A la suite de sérieux et violents conflits avec leurs parents, certain jeunes se rappellent encore avoir mangé et dormi chez moi, au sein de ma famille et comme ils disent, pour souligner l’importance qu’ils accordent à ce geste, « j’ai dormi à côté de tes enfants ».  De fait il m’est arrivé de rentrer en  conflit avec certains parents qui considéraient que je n’étais pas assez sévère et que je surprotégeais leurs progénitures contre leur gré ; mais les situations étaient quelques fois dramatiques, je me rappelle avoir retiré de la main d’un jeune en crise âgé de 16 ans, un cran d’arrêt qu’il brandissait face à son père et avoir arraché un jeune garçon de 12 ans aux coups incontrôlés de son père. La plupart des situations auraient pu se terminer mal mais et il fallait réagir rapidement pour désamorcer ces conflits.
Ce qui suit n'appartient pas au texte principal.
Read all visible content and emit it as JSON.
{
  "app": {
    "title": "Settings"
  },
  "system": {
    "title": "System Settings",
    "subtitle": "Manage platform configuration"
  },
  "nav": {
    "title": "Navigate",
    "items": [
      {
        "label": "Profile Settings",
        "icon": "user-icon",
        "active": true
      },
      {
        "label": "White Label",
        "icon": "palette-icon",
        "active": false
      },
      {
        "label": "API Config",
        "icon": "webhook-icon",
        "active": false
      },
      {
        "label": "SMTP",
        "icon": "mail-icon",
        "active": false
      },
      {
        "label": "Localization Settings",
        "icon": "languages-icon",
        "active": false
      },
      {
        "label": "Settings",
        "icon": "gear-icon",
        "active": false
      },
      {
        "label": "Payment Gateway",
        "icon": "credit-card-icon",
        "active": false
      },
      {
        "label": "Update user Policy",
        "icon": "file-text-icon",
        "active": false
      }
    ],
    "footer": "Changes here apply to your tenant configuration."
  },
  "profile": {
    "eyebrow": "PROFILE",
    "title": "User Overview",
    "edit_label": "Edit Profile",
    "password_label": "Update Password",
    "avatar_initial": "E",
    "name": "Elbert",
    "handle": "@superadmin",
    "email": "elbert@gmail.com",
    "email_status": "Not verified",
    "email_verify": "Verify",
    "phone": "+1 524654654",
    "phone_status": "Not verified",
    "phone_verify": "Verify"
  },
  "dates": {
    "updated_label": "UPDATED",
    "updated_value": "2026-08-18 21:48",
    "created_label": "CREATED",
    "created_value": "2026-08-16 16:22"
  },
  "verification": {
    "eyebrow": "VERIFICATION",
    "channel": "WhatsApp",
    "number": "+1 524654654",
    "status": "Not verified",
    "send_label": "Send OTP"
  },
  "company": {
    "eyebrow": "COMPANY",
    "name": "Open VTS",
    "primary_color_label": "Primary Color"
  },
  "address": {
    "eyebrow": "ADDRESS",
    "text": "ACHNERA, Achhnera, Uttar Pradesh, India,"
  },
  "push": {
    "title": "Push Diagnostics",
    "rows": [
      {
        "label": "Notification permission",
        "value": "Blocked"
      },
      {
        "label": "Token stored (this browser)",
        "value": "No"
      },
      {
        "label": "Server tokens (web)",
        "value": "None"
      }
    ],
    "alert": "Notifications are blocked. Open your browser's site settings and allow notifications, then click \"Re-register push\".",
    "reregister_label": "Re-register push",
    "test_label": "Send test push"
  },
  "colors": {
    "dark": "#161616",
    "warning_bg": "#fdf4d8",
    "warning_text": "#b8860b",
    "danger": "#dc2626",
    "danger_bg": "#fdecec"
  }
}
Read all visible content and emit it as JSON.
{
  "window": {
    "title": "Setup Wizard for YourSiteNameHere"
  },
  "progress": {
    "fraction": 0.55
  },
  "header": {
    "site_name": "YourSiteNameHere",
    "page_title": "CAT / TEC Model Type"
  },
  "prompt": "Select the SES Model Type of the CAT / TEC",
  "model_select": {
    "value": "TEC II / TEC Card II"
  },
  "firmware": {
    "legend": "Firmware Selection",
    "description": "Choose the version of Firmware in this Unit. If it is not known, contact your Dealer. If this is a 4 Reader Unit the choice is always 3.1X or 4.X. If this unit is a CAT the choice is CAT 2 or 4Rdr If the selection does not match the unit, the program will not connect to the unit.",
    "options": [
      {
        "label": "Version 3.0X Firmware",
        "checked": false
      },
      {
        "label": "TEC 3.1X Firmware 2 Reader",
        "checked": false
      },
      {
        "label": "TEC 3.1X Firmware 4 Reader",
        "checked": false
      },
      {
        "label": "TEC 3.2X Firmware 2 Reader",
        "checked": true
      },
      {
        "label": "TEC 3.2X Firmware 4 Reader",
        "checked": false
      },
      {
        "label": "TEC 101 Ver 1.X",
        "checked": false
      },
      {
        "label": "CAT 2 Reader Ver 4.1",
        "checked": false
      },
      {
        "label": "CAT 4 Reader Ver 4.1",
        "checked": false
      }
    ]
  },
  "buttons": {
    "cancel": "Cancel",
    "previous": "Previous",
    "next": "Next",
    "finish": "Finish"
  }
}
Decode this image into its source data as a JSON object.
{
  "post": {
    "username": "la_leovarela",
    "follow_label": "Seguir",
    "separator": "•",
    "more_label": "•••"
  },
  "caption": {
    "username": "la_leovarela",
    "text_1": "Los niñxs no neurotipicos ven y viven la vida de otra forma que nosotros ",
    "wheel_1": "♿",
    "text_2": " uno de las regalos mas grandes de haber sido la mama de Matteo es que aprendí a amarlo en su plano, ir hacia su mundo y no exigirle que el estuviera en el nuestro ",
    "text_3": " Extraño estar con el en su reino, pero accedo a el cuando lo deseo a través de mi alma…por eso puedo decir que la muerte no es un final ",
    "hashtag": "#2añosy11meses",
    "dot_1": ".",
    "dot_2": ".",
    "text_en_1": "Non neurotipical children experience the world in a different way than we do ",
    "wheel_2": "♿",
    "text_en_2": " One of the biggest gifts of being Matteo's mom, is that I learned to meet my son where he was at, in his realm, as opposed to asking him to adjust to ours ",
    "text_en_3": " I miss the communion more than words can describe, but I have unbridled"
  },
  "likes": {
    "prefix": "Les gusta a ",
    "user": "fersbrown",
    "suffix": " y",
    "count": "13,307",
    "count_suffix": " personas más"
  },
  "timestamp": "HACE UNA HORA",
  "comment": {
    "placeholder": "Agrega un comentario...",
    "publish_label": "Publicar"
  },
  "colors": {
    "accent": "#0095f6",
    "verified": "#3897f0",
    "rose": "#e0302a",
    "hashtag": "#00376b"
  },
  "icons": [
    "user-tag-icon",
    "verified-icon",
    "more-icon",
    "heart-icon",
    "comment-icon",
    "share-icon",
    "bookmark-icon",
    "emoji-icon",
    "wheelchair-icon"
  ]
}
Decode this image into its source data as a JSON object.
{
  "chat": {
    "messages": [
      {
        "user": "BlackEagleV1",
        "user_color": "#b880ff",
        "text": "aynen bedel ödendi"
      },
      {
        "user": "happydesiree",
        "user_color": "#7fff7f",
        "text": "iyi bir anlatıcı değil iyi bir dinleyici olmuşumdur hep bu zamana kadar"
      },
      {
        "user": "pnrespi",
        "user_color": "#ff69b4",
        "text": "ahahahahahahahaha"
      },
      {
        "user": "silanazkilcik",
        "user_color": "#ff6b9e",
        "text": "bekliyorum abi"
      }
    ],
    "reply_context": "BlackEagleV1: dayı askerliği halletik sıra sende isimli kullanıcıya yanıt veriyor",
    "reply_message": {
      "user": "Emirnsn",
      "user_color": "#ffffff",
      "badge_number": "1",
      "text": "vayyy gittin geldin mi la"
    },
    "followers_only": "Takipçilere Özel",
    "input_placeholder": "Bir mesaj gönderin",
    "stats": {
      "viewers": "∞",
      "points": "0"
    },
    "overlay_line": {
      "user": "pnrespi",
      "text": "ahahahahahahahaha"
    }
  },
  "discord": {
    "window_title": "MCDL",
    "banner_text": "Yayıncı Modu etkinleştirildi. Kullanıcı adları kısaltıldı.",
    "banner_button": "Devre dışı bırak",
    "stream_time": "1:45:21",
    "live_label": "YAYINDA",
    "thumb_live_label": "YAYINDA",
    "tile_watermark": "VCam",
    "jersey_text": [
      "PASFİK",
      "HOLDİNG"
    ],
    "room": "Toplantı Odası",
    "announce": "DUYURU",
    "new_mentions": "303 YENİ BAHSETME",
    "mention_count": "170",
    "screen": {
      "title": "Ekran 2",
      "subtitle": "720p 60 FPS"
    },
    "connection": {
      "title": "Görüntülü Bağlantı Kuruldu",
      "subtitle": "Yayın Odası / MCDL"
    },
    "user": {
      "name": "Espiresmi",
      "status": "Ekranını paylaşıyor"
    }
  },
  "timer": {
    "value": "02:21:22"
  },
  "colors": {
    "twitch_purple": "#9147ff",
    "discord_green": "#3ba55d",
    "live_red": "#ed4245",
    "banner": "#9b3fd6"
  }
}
Je me rappelle aussi la confusion de ce père de famille  âgé de 45 ans, aimé de tous dans la cité qui, en  larmes, me confiait sa douleur, celle de ne pas réussir à se faire aimer et respecter par son garçon âgé de 12 ans et pour lequel il considérait avoir tout fait.
Il y avait plusieurs cas de foyers conflictuels, complexes et dans l’ignorance des lois. Je répondais, dans la mesure du possible, à toutes les demandes urgentes des habitants mais en m’appuyant le plus souvent sur les travailleurs sociaux du quartier, bien évidemment.